Alors que le soleil brillait à l’horizon, prêt à disparaître, les différentes personnes qui vivaient dans le domaine commençaient lentement mais sûrement à revenir à la maison ou dans leurs différents appartements. Tout le monde s’afférait à tout remettre en état et à préparer les outils pour le lendemain matin. Ovide se baladait au milieu de tout ça, il n’avait pas vu Marie depuis que les invités étaient partis. Il arriva aux bords des marécages, sur le côté Est de la maison, et il contemplait les lieux : l’eau s’étendait à perte de vue, et beaucoup d’arbres et de plantes différentes semblaient coexister ici. Il s’approcha de l’eau et la regarda attentivement. Son reflet laissait paraître un homme plutôt triste. Il le savait, il devrait plutôt se réjouir de pouvoir rester ici et que son beau-père l’ait accepté… Du moins, qu’il lui laisse une chance. Il donna un coup de pied dans l’eau, comme pour enlever cette vision qu’il avait devant lui. En se remémorant la journée, il se demandait s’il devait vraiment être heureux. Harold le déteste, il ne fait aucun doute de cela. Son attitude et cette façon de l’avoir évincé auprès de Georges lui laissait penser que malgré tout, c’était sa couleur de peau qui lui causé tant de problème. Puis, il se remémora les paroles de cet homme, ce Benjamin.

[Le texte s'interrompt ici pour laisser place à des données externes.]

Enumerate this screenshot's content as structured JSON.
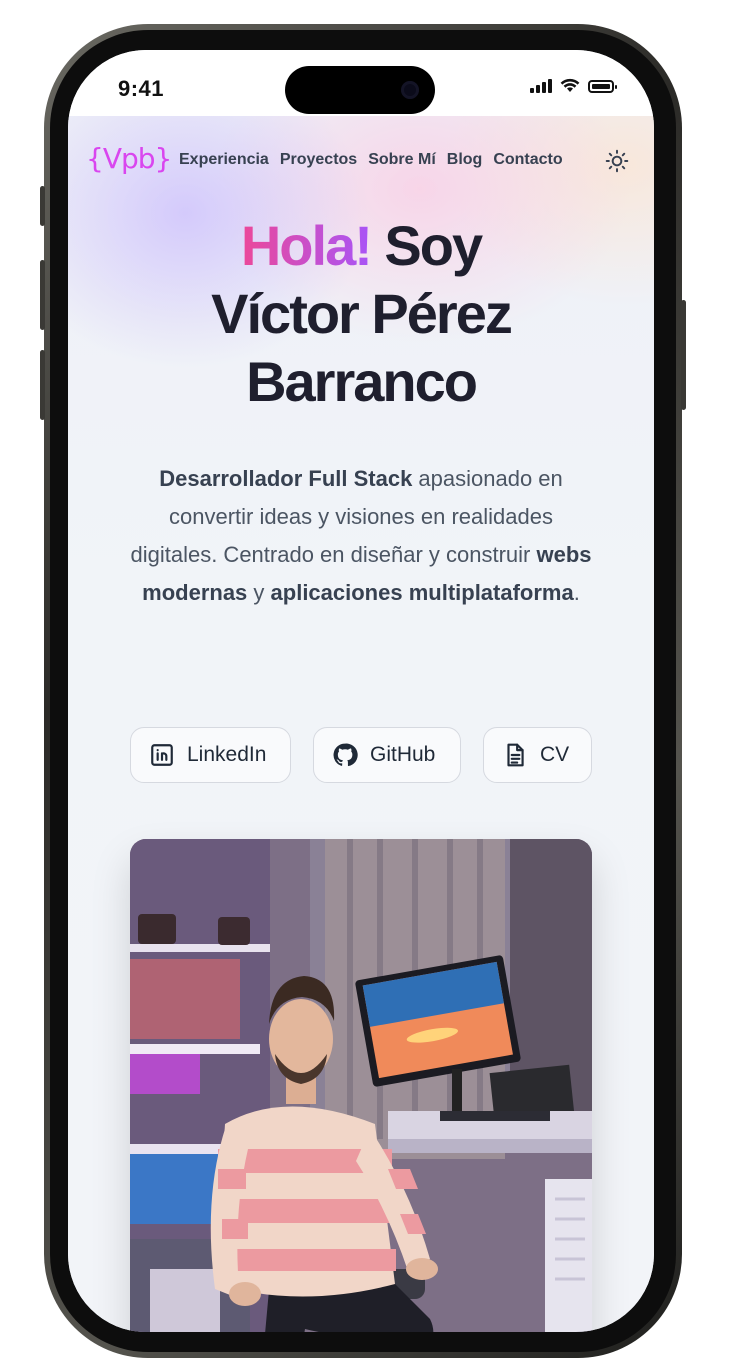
{
  "status_bar": {
    "time": "9:41"
  },
  "nav": {
    "logo": "{Vpb}",
    "links": [
      "Experiencia",
      "Proyectos",
      "Sobre Mí",
      "Blog",
      "Contacto"
    ],
    "theme_toggle_icon": "sun-icon"
  },
  "hero": {
    "greeting": "Hola!",
    "title_rest_line1": " Soy",
    "title_line2": "Víctor Pérez",
    "title_line3": "Barranco",
    "intro": {
      "role": "Desarrollador Full Stack",
      "part1": " apasionado en convertir ideas y visiones en realidades digitales. Centrado en diseñar y construir ",
      "webs": "webs modernas",
      "and": " y ",
      "apps": "aplicaciones multiplataforma",
      "end": "."
    }
  },
  "social": [
    {
      "label": "LinkedIn",
      "icon": "linkedin-icon"
    },
    {
      "label": "GitHub",
      "icon": "github-icon"
    },
    {
      "label": "CV",
      "icon": "document-icon"
    }
  ],
  "colors": {
    "accent_pink": "#ec4899",
    "accent_purple": "#a855f7",
    "logo": "#d946ef",
    "text_dark": "#1f1f2e"
  }
}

Pourquoi… ? Pourquoi avait-il été si cruel ? Il se sentait déjà mal à l’aise face à cette situation, devait-il en rajouter ? Doit-il seulement rester ? Seule Marie lui montre réellement de l’affection, et si tous les autres membres de sa famille étaient comme son beau-père ? Ses pensées s’embrouillaient les unes avec les autres et il n’eut le temps d’y penser plus longuement que Marie vint derrière lui. Elle s’asseya à ses côtés et Ovide ne réagit pas, trop occuper à chercher sa place et à se demander si tout ceci est réellement bon pour sa femme. Après tout, si son bonheur devait passé par leur rupture, ne devrait-il pas s’en aller ? Serait-elle plus heureuse sans lui ?
— À quoi penses-tu chéri ? demanda-t-elle.
— Rien… Où étais-tu passée ? Je t’ai cherché partout. Qu’est-ce que tu as au visage ?
— Excuse-moi… dit-elle en baissant la tête. Mon père… Est-il venu te voir ?
— Oui, comment le sais-tu ? Qui t’as fait ça, Marie ?
— Je le lui ai demandé. Il n’est pas totalement pour avoir un gendre noir, tu sais…
— C’est lui qui t’a frappé ?!
— Oui. Mais c’était nécessaire. Crois-moi.
— Quoi ? Comment tu peux dire une telle chose ?
— Ne t’en fais pas. Et ne lui dit rien s’il te plaît. Qu’a-t-il dit ?
— Il ne s’en tirera pas comme ça ! Il m’a dit qu’il m’emmènerait en ville demain. Je ne sais pas trop ce qu’il veut qu’on y fasse.
— Ah c’est bien ! Il faut que tu en profites pour lui montrer que tu n’es pas celui qu’il croit, je veux qu’il te voie comme je te vois moi ! Et ne lui dit rien, ça ne ferait que créer des problèmes. Si demain c’est concluant, alors tout ça n’aura pas été vain.
— Cela ne va pas être facile, il…
— Il ?
— Non rien, conclut Ovide pensant qu’il valait mieux éviter de donner trop de détails. Je vais faire tout ce que je peux pour qu’il m’accepte, j’espère que tu le sais.
— Oui, je le sais et je te remercie de faire tant d’effort, c’est très important pour moi d’avoir son accord et sa bénédiction. Il est la seule famille qu’il me reste avec ma tante et même si elle n’est pas là, je veux que mon père comprenne que je suis heureuse avec toi. Je sais qu’il est parfois un peu virulent mais je l’aime, il a toujours été là pour moi, tu comprends ?
— Ne t’en fais pas. Demain, je vais tout faire pour qu’il sache que je ne laisserais pas tomber si facilement et qu’il devra se contenter de moi comme gendre qu’il le veuille ou non ! ajouta Ovide en souriant.
Marie lui rendit son sourire et tout deux s’embrassèrent. Joseph, au loin, les regardait faire et il cracha au sol après avoir grimacer. Il retourna dans la maison et claqua la porte.